苦が先にあって楽が後にあるのではないし、楽の後に苦がやって来るのでもない。楽には苦がつきまとい、苦の中にこそ楽がある。苦と楽は相伴う。あるいは同期する。苦楽は同じ屋根の下で同居しているのだ。楽を、「らく」ではなく「たの(しい)」、つまり歓びと考えると、苦楽同居説にうなずけるはずである。


こんな遠回りな話をしなくても、自分の仕事や趣味、スポーツのことを考えればわかることだ。好きな対象があり、それを楽しもうとする動機も意欲もある。対象をレベルアップしたりものにしたりできれば歓びとなる。結果だけが歓びではない。過程に身を置くこと自体が歓びなのである。その過程では上昇志向に伴う刻苦精励が欠かせない。刻苦は楽しみの前段階に位置するのではなく、歓びの付属品のようなものだ。快を求めて快を実感しながらも、その快は「快苦」と呼ぶべきものなのである。

苦か楽かと考えると二律背反になる。同様に、好き嫌いで生きるのも、得意不得意で生きるのも、両者相容れないという前提に立つ。すなわち、事をするにあたって居心地の良し悪しが優先判断されている。人生の辛酸がわからぬ幼児ならまだしも、一人前の人間が苦や嫌いや不得意を避けて、楽や好きや得意だけで生きれば、自己免疫力が高まるはずもない。

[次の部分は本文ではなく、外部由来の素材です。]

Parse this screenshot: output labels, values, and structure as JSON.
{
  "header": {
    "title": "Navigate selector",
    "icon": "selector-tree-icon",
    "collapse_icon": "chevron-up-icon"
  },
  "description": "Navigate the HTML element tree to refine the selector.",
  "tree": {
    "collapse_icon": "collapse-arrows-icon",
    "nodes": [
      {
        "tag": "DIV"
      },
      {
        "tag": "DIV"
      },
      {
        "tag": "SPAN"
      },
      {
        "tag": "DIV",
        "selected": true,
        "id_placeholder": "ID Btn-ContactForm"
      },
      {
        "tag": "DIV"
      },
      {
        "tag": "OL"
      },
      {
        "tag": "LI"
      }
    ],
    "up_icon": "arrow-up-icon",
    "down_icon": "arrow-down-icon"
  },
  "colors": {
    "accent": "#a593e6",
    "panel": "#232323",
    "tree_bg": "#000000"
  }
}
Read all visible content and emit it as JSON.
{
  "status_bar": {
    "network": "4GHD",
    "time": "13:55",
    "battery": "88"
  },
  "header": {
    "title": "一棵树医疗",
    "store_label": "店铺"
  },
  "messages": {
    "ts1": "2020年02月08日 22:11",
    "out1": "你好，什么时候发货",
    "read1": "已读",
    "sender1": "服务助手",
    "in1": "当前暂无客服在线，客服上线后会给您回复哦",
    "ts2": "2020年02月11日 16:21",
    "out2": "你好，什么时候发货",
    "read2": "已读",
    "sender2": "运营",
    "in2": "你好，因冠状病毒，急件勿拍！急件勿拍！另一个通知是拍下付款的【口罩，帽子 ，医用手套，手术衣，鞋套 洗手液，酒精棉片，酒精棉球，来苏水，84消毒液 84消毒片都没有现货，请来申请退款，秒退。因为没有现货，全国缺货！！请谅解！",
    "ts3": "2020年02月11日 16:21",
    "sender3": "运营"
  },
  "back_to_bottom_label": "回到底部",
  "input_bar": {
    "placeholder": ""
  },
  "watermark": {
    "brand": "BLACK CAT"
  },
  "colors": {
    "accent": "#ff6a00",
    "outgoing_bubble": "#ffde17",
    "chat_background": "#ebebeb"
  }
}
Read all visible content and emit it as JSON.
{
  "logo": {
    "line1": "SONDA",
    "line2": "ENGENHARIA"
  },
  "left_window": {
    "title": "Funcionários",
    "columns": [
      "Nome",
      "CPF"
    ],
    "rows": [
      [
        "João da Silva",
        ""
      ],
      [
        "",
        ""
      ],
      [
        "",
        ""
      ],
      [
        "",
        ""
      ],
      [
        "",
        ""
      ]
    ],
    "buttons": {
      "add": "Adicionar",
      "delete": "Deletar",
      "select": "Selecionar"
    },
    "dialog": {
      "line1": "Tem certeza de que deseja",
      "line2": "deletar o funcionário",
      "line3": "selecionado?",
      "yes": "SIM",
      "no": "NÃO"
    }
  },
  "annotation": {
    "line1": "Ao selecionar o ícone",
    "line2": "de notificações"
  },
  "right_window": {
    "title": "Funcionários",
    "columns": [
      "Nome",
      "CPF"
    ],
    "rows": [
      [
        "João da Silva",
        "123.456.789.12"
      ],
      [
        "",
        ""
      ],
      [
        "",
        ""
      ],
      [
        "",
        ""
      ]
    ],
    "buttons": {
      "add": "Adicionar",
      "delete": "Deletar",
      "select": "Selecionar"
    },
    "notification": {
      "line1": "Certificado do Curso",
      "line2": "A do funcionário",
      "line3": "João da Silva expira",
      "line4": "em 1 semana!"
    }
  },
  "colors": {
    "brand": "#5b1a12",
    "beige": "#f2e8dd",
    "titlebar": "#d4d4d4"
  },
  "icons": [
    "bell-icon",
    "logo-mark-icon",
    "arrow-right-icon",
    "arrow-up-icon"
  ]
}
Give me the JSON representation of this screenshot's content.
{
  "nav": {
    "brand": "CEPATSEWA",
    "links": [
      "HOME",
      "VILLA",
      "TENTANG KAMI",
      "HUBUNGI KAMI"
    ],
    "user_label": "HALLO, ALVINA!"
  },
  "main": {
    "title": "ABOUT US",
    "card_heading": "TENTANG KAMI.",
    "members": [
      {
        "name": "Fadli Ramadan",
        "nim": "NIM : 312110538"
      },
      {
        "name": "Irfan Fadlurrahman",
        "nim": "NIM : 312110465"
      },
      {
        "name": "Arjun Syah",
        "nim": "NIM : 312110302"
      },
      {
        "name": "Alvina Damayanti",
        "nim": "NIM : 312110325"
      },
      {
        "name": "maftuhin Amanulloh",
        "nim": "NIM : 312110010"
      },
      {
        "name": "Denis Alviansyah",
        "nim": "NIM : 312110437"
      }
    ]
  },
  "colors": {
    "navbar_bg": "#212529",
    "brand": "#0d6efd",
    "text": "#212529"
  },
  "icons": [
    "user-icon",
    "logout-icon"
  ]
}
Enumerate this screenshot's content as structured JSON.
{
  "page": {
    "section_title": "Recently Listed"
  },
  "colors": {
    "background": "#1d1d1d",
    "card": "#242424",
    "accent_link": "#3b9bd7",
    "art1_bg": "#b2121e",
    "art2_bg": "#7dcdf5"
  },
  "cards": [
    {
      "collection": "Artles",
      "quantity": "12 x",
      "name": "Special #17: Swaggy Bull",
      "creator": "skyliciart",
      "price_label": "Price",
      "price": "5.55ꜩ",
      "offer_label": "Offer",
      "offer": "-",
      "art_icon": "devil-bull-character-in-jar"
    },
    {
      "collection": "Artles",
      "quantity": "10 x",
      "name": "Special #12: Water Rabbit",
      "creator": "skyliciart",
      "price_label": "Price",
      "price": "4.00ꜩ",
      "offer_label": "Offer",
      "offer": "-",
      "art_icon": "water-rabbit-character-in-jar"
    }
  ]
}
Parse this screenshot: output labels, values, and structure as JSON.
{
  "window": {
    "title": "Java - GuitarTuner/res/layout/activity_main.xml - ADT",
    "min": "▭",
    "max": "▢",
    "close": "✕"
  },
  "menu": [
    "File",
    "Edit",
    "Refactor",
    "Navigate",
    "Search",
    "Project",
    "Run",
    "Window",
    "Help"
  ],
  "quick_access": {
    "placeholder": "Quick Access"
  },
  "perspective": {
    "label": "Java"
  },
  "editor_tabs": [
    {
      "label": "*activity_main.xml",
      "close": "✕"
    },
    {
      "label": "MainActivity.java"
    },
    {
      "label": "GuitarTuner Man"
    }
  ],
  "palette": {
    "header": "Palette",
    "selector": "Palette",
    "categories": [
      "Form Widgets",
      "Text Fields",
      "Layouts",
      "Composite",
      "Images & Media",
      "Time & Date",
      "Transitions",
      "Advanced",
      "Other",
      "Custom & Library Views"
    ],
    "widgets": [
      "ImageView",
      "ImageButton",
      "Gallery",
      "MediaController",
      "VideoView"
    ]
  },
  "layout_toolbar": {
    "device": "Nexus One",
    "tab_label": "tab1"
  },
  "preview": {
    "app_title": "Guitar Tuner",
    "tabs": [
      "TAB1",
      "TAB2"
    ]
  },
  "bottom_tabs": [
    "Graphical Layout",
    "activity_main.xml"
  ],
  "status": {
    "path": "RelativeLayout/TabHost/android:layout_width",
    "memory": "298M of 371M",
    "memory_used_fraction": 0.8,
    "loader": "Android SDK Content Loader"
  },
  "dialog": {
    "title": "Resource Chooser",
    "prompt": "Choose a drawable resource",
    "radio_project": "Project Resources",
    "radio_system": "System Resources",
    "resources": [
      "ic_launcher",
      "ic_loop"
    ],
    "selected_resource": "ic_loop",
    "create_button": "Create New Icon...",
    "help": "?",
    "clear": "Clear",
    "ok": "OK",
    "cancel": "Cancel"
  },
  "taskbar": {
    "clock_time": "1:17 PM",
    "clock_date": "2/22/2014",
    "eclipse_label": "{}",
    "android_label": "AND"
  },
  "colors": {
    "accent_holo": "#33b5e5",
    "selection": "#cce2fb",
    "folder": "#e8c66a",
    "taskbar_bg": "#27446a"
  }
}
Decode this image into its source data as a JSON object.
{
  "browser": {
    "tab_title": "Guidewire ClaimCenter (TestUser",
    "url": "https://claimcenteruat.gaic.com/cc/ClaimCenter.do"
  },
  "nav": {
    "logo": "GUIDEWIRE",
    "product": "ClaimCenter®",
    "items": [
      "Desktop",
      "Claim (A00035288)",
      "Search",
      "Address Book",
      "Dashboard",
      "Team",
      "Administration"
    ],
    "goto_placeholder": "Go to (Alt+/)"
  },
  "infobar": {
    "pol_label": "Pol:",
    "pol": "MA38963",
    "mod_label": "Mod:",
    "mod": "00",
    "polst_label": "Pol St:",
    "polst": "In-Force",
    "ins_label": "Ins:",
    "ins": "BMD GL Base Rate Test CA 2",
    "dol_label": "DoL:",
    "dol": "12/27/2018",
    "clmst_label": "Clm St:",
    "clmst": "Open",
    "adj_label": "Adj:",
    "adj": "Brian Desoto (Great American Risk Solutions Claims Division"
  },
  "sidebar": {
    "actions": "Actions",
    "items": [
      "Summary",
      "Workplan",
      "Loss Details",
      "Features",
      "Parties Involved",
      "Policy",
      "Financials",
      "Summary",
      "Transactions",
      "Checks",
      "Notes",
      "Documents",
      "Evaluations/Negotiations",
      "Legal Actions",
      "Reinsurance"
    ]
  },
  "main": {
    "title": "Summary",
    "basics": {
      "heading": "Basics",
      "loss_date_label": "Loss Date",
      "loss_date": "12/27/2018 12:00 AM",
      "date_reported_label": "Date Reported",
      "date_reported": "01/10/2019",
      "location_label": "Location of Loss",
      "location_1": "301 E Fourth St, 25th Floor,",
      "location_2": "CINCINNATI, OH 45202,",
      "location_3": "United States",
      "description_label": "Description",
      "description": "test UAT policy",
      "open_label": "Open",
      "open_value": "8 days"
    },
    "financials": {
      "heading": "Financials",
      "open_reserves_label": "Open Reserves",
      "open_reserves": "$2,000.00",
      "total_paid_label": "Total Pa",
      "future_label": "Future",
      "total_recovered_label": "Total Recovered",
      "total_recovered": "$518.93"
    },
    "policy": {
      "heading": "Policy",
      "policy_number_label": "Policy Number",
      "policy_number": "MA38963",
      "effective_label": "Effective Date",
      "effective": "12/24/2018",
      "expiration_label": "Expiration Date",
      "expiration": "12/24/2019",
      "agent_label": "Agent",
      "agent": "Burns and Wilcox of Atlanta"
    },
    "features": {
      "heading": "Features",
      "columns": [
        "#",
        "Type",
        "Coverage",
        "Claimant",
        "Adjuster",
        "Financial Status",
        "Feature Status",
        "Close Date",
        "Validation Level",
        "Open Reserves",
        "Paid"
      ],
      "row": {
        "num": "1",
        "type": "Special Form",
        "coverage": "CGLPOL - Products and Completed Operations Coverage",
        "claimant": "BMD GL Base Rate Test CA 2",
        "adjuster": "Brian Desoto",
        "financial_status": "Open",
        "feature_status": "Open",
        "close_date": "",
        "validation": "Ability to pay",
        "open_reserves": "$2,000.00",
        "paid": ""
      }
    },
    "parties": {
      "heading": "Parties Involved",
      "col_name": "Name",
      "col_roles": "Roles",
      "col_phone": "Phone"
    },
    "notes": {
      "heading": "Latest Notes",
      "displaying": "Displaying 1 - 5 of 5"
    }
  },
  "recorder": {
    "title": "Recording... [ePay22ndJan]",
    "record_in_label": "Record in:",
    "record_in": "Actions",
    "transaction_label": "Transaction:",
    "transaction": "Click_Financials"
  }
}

「好きこそものの上手なれ」を買い被ってはいけない。好きな事には必然熱中するから上達が早いなどというのは希望的美談に過ぎない。好きの対義語は嫌いとされているが、嫌いを排除した後の好きに、別の対義語が立ち現れる。たとえば、面倒くさいがそれだ。あの店のラーメンが好きだ、しかし雨の中を歩くのは面倒、しかたがない、カツ丼の出前でも頼むか……好きと面倒くさいが対立して、面倒くさいの顔が立ってしまう。苦と楽が同居するように、好き嫌いも得意不得意も同居する。砂金とただの砂を選別するような調子でいいとこ取りはできない。人生にも仕事にも苦楽の線引きはなく、苦しいけれど楽しく、楽しいけれど苦しいものなのだろう。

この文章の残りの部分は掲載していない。